Last Updated: July 15, 2020

Healthy.io (UK) Limited, a company registered in the UK (together with its parent company, affiliates, and/or related companies) (“Company”, “our”, “we” or “us”), provides its users and potential users (“you”, “User”, “your”) with access to its website located at  http://velieve.io (“Website”) and to its Velieve™ mobile application (the “App”), through which, together with a designated testing kit (the “Kit”, and together with the App, the “Product”)we provide our proprietary home-based urinalysis test, as well as remote medical consultation for treatment of urinary tract infections (UTI) (the “Consultation Portion”, and collectively with the Website, and the App and the Kit, the “Services”).

When collecting and processing personal information, we are the Controller of your data, as defined under the EU General Data Protection Regulation ("GDPR") (16/679). As we are committed to protecting your right to privacy under the GDPR and the Data Protection Act, 2018 we make available this Privacy Policy (the "Privacy Policy") to describe our practices regarding the information we may collect, or to which we may have access, through your use of our Services and the manner in which we may use such information, and the rights available to you.

Please read this Privacy Policy carefully before accessing and using our Services. If you disagree with any of the terms provided herein, you may not access or use our Services. Please note that you are under no legal obligation to provide us with personal information.

WHAT INFORMATION DO WE COLLECT?

Personal information is individually identifiable information, namely information that identifies an individual or may with reasonable efforts or together with additional information we have access to, enable the identification of an individual, or may be of a private or sensitive nature relating to an identified or identifiable natural person. 

According to the GDPR, identification of an individual also includes the association of such individual with a persistent identifier such as a name, an identification number, an IP address etc. Personal information does not include information that has been anonymized or aggregated; provided that such information can no longer be used to identify a specific natural person.

The information we collect from you when you use our Services, is as follows:

  • Personal Information you provide to us when you use our Services. We collect personal information from you and any devices you use, when you use or access our Services, register to receive services from us, download the App, provide us information on a web form, or through correspondence that you may have with us from time to time.

More specifically, we collect and use the following categories and types of personal information when you use our Services:

  • Demographic information – where you request to receive the Consultation Portion within the App. This includes your full name, date of birth, physical address, email and telephone number.

  • Information you provide when checking your eligibility to use the Services (the eligibility questionnaire) as well as self-completed statements regarding your symptoms and medical history, which together with your test results will be used in order to provide you the Services.

  • Shipping, delivery, postage, billing and other information used to transact and deliver you the Services, specifically where you request to have the Kit or any prescription medication (where available and applicable) shipped to you.

  • Unique identifiers, such as your IP address.
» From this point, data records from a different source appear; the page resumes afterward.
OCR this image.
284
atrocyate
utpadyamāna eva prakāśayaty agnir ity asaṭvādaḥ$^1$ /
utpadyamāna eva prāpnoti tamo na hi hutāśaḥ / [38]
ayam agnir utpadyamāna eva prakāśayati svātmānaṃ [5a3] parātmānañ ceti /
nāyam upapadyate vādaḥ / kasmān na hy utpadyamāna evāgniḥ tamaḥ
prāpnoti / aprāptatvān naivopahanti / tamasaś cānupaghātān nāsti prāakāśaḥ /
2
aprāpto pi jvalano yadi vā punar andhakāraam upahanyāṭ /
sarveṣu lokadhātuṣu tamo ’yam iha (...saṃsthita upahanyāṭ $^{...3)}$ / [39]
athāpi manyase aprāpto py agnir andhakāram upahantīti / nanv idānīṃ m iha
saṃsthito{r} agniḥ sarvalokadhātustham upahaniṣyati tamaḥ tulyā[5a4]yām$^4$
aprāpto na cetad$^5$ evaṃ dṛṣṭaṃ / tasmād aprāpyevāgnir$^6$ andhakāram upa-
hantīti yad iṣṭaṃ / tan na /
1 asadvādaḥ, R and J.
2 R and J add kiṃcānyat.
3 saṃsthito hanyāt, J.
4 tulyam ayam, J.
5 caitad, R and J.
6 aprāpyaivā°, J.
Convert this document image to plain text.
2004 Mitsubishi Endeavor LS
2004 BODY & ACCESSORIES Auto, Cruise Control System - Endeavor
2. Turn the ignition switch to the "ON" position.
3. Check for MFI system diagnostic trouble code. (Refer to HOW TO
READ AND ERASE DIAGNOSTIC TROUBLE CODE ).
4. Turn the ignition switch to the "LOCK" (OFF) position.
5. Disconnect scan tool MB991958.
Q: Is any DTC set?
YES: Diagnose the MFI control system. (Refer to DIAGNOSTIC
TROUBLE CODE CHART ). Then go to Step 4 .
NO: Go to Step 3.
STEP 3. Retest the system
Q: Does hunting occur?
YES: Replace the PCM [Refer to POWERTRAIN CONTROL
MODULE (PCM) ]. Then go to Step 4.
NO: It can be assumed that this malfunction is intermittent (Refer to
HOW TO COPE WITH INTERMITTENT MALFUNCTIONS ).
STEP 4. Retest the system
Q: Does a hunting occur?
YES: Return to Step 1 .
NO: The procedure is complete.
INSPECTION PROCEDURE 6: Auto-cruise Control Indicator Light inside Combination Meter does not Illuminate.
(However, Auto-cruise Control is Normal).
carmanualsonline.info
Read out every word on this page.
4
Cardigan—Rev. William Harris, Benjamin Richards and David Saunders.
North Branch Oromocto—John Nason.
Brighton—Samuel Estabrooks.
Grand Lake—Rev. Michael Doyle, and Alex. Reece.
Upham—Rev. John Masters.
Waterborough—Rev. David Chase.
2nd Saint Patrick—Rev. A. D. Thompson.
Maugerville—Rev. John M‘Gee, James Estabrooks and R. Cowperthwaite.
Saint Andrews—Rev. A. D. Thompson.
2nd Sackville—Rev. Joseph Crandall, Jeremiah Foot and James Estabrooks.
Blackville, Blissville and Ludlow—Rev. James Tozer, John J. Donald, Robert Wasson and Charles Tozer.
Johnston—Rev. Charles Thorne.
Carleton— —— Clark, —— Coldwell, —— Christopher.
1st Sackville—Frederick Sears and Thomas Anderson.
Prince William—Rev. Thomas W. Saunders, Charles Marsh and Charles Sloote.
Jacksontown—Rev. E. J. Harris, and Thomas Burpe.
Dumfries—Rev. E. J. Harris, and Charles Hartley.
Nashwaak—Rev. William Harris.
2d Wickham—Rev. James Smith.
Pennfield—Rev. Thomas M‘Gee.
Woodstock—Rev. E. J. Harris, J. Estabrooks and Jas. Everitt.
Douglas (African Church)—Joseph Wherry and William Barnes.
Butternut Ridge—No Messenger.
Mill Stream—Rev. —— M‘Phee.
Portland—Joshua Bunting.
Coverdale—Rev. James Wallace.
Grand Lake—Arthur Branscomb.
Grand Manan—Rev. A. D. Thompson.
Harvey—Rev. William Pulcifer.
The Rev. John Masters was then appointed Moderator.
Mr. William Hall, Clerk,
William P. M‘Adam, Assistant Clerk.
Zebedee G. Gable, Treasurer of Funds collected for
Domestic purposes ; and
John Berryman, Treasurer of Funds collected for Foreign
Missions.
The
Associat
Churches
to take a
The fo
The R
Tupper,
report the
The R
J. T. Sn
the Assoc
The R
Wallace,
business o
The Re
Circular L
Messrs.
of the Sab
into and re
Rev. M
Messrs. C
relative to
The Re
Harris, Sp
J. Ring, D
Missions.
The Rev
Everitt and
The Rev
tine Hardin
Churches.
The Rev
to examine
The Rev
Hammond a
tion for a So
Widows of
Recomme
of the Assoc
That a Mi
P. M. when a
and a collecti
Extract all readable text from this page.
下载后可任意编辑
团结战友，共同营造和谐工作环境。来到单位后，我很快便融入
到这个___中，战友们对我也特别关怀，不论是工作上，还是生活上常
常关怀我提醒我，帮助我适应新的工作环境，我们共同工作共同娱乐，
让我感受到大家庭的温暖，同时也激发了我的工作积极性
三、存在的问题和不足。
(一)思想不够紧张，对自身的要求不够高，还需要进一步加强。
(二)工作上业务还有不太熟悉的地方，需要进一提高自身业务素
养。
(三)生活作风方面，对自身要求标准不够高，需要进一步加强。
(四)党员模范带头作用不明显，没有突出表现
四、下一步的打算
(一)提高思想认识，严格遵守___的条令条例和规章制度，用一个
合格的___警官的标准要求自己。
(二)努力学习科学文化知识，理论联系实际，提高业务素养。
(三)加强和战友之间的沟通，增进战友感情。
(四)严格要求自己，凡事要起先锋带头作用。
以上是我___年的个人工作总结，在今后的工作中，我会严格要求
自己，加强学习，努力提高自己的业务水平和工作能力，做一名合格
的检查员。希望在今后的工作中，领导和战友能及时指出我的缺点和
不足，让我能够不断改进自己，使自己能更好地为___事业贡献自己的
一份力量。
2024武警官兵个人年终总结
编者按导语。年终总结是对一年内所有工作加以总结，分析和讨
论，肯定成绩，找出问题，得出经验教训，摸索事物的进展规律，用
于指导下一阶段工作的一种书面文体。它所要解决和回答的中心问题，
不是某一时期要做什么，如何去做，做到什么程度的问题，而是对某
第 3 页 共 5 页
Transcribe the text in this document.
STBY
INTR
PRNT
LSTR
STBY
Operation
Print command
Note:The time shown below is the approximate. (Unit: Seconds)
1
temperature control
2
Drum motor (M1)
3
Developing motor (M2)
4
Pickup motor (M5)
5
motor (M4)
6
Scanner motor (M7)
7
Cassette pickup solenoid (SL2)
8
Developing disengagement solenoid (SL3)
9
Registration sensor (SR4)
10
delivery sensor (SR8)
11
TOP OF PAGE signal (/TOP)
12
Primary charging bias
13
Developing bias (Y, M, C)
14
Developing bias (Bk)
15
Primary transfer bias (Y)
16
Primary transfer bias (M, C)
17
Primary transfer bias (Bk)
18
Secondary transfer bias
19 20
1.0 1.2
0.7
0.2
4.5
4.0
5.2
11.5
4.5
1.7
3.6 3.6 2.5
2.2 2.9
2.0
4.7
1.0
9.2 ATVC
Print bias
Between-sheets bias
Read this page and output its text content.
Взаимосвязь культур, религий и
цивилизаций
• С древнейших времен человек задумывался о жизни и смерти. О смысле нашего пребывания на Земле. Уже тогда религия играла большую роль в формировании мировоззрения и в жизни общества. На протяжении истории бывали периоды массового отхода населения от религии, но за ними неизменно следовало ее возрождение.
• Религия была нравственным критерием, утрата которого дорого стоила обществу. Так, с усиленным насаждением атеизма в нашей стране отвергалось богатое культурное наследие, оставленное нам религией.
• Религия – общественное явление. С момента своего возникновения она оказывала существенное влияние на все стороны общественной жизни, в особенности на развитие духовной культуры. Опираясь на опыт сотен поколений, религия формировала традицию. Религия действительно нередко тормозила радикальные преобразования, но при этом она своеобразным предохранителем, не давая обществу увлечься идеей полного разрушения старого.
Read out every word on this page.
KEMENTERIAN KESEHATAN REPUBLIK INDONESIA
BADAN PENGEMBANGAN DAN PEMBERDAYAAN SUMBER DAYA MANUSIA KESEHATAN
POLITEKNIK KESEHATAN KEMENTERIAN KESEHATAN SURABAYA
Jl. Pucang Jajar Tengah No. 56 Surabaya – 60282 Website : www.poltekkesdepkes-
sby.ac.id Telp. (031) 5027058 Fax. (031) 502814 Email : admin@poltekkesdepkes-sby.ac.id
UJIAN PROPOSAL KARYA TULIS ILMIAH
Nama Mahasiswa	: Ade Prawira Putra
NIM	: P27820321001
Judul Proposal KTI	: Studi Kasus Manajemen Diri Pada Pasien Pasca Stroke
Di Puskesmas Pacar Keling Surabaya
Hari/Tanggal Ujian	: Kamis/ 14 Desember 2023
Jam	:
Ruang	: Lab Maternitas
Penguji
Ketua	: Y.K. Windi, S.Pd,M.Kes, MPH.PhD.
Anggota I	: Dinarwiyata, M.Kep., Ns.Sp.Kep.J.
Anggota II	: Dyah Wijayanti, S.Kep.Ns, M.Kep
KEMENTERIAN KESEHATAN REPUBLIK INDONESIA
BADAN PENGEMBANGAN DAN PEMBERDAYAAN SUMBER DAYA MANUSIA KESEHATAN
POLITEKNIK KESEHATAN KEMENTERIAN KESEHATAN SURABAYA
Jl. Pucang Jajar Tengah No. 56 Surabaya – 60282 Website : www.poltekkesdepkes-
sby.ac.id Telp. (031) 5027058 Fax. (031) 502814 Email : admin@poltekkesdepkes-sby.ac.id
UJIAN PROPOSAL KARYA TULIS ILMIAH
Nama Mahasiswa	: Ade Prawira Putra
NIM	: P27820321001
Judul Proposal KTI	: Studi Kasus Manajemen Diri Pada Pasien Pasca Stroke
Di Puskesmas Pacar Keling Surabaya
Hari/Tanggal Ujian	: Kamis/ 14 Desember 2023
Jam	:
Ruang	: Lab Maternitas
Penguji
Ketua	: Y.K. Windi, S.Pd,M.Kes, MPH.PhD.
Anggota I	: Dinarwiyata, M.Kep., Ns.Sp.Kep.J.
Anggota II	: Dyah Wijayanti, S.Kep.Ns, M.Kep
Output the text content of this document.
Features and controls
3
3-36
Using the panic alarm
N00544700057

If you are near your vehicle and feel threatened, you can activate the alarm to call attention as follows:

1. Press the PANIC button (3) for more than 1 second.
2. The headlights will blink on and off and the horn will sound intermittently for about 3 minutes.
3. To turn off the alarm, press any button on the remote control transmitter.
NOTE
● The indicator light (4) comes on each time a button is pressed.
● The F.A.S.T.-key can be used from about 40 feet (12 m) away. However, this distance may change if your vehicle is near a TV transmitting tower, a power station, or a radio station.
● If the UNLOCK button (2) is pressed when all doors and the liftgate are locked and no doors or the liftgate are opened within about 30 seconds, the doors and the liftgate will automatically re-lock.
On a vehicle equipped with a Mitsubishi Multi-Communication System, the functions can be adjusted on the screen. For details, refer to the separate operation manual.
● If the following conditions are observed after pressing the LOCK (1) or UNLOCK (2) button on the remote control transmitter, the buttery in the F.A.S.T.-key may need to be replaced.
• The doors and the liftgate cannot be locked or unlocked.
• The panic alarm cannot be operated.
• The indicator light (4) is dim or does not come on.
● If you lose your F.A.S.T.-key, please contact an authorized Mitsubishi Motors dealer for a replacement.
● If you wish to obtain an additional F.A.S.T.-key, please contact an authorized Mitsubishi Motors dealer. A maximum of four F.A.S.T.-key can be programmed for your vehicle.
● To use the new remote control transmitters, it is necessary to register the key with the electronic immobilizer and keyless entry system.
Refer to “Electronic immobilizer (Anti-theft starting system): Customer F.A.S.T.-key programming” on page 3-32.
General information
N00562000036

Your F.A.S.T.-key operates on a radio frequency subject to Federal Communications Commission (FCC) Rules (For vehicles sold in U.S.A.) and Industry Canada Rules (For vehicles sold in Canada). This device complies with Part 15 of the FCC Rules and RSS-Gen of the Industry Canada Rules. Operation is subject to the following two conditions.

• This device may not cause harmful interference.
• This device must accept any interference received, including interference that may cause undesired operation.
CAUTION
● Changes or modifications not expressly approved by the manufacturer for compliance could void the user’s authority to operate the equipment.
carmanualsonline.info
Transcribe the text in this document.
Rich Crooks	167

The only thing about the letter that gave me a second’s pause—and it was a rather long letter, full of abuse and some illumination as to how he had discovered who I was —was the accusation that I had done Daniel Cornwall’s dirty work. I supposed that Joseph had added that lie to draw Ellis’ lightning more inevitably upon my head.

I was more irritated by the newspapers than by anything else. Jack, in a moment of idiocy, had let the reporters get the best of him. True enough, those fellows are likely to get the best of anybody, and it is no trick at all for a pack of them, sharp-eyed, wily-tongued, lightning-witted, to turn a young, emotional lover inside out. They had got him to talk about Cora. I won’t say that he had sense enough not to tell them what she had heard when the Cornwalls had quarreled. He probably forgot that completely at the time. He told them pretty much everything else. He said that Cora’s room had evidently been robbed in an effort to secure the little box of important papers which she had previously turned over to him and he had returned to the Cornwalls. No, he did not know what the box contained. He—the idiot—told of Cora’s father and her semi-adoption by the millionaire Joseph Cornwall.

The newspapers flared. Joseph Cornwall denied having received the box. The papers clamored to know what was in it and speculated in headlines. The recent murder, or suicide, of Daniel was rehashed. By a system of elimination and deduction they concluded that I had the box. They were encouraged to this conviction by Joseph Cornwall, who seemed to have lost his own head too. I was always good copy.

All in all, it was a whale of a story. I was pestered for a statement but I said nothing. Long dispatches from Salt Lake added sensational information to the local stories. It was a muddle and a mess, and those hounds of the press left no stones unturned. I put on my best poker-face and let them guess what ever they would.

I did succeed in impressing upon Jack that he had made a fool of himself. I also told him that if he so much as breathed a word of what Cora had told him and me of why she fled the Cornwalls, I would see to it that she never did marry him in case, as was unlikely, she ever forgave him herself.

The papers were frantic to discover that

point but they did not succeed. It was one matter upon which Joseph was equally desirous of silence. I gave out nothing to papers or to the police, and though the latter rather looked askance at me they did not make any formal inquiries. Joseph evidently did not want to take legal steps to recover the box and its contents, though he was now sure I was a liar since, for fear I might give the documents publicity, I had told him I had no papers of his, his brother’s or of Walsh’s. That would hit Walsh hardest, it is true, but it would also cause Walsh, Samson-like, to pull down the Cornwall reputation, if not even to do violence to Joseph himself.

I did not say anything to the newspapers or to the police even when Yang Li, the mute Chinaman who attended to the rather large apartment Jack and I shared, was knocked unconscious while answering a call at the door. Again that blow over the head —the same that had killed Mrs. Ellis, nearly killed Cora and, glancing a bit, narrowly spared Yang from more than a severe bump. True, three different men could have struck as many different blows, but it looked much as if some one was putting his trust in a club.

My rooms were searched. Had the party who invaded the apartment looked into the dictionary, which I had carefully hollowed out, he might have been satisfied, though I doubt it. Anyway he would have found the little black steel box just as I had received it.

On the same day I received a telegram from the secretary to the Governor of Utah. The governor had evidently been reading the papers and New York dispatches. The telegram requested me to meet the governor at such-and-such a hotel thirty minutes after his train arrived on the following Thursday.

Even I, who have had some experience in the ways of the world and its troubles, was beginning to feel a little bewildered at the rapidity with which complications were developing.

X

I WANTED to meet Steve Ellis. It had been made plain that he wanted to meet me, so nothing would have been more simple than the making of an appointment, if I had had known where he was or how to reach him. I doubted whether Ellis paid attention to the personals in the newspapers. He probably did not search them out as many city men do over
  • When contacting our customer support, we collect the content of your interaction with our customer support, which may include text and audio recording and transcripts of such communications.

  • Test results. When performing the urinalysis test using the App, you will provide us a scan you conduct using the smartphone camera. Such scan, when analysed by our algorithm and back-end servers, will allow us to determine your urinalysis test results. Where you receive the Consultation Portion within the App, your test results (e.g. Leukocytes, Nitrites and Blood levels in urine) will be shared with our medical partner (defined below as "The Consulting Partner") for the purpose of providing you medical treatment, where you consented. The test results are then anonymised and stored separately from any identifiable information.

  • Device information: We collect information from and about the smartphone device you use in order to perform the test using our App. This includes your device type, model and operating system and your location information as can be derived from your IP address.

  • Cookie data: We use third-party cookies on the Website to enable certain features, to better understand how you interact with the Website and to monitor web traffic routing and aggregate usage from the Website. We also use cookies for marketing purposes, and to evaluate the success of our advertising campaigns. We will always ask for your consent for accepting cookies. You can instruct your browser, by changing its options, to stop accepting cookies or to prompt you before accepting a cookie from the website you visit. Learn more about how we use cookies, please review our Cookie Notice.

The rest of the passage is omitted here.